Joshua Greene
Jared Scott Phillips
UTSA Fall 2020
In this data mining project, we implemented three clustering algorithms and benchmarked their performance against existing programming libraries.
Project Proposal due 10-05-2020 (completed)
Algorithm 0: FP-Growth (completed)
Progress Report due 10-26-2020 (completed)
Algorithm 1: K-Means (completed)
Algorithm 2: PAM/K-Medoid (completed)
Algorithm 3: DBSCAN (completed)
Final Report for class due 12-2-2020 (completed)
Project Presentation for class due 12-2-2020 (completed)
Presentation for Store Owners due 12-04-2020 (cancelled)
We chose to implement the K-Means, K-Medoid, and DBSCAN clustering algorithms.
We are utilizing sciki-learn.datasets and Numpy for dataset generation, the project additionally can take in user-provided datasets
The clusters.py script will call each algorithm and provide a results file with output from the algorithm and performance metrics.
Installation: Clone the repository to any directory of your choosing. All files (save for those which are archived) must be in the same directory for Bootleg Clusters to operate
Operation: Bootleg Clusters is run from the command-line using clusters.py -> "python3 clusters.py [options]"

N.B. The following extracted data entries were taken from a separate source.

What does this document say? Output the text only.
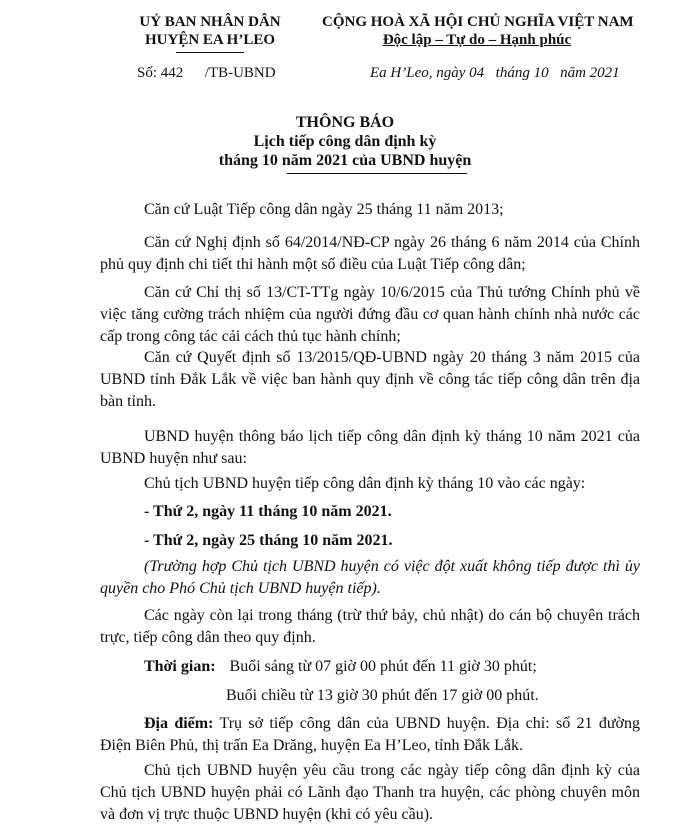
UỶ BAN NHÂN DÂN
HUYỆN EA H’LEO
CỘNG HOÀ XÃ HỘI CHỦ NGHĨA VIỆT NAM
Độc lập – Tự do – Hạnh phúc
Số: 442 /TB-UBND	Ea H’Leo, ngày 04 tháng 10 năm 2021
THÔNG BÁO
Lịch tiếp công dân định kỳ
tháng 10 năm 2021 của UBND huyện

Căn cứ Luật Tiếp công dân ngày 25 tháng 11 năm 2013;

Căn cứ Nghị định số 64/2014/NĐ-CP ngày 26 tháng 6 năm 2014 của Chính phủ quy định chi tiết thi hành một số điều của Luật Tiếp công dân;

Căn cứ Chỉ thị số 13/CT-TTg ngày 10/6/2015 của Thủ tướng Chính phủ về việc tăng cường trách nhiệm của người đứng đầu cơ quan hành chính nhà nước các cấp trong công tác cải cách thủ tục hành chính;

Căn cứ Quyết định số 13/2015/QĐ-UBND ngày 20 tháng 3 năm 2015 của UBND tỉnh Đắk Lắk về việc ban hành quy định về công tác tiếp công dân trên địa bàn tỉnh.

UBND huyện thông báo lịch tiếp công dân định kỳ tháng 10 năm 2021 của UBND huyện như sau:

Chủ tịch UBND huyện tiếp công dân định kỳ tháng 10 vào các ngày:
- Thứ 2, ngày 11 tháng 10 năm 2021.
- Thứ 2, ngày 25 tháng 10 năm 2021.

(Trường hợp Chủ tịch UBND huyện có việc đột xuất không tiếp được thì ủy quyền cho Phó Chủ tịch UBND huyện tiếp).

Các ngày còn lại trong tháng (trừ thứ bảy, chủ nhật) do cán bộ chuyên trách trực, tiếp công dân theo quy định.

Thời gian: Buổi sáng từ 07 giờ 00 phút đến 11 giờ 30 phút;
Buổi chiều từ 13 giờ 30 phút đến 17 giờ 00 phút.

Địa điểm: Trụ sở tiếp công dân của UBND huyện. Địa chỉ: số 21 đường Điện Biên Phủ, thị trấn Ea Drăng, huyện Ea H’Leo, tỉnh Đắk Lắk.

Chủ tịch UBND huyện yêu cầu trong các ngày tiếp công dân định kỳ của Chủ tịch UBND huyện phải có Lãnh đạo Thanh tra huyện, các phòng chuyên môn và đơn vị trực thuộc UBND huyện (khi có yêu cầu).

There is a list of options to customize the execution:
'-d' or '--dataset' [path_to.csv]: specify a .csv file for clustering
'-g' or '--generate': Generate all dataset types for clustering
'-e' or '--experiment': Run all clustering algorithms on the datasets
'-m' or '--kmeans': Run only the K-Means algorithm
'-o' or '--kmedoids': Run only the K-Medoids algorithm
'-s' or '--dbscan': Run only the DBSCAN algorithm
Upon completion, Bootleg Clusters will print the results of the experiment in the console, including the algorithm, options, dataset, and accuracy scores
Settings: Custom selection of dataset types, sample ranges, number of runs, and epsilons and minimum points (for DBSCAN) can be set within settings.py
Note - Bootleg Clusters' completion time is dependent on the maxSamples variable in settings.py, the runtime complexity for calculating the distance matrix for each dataset is roughly O(2^n) per dataset where n is maxSamples.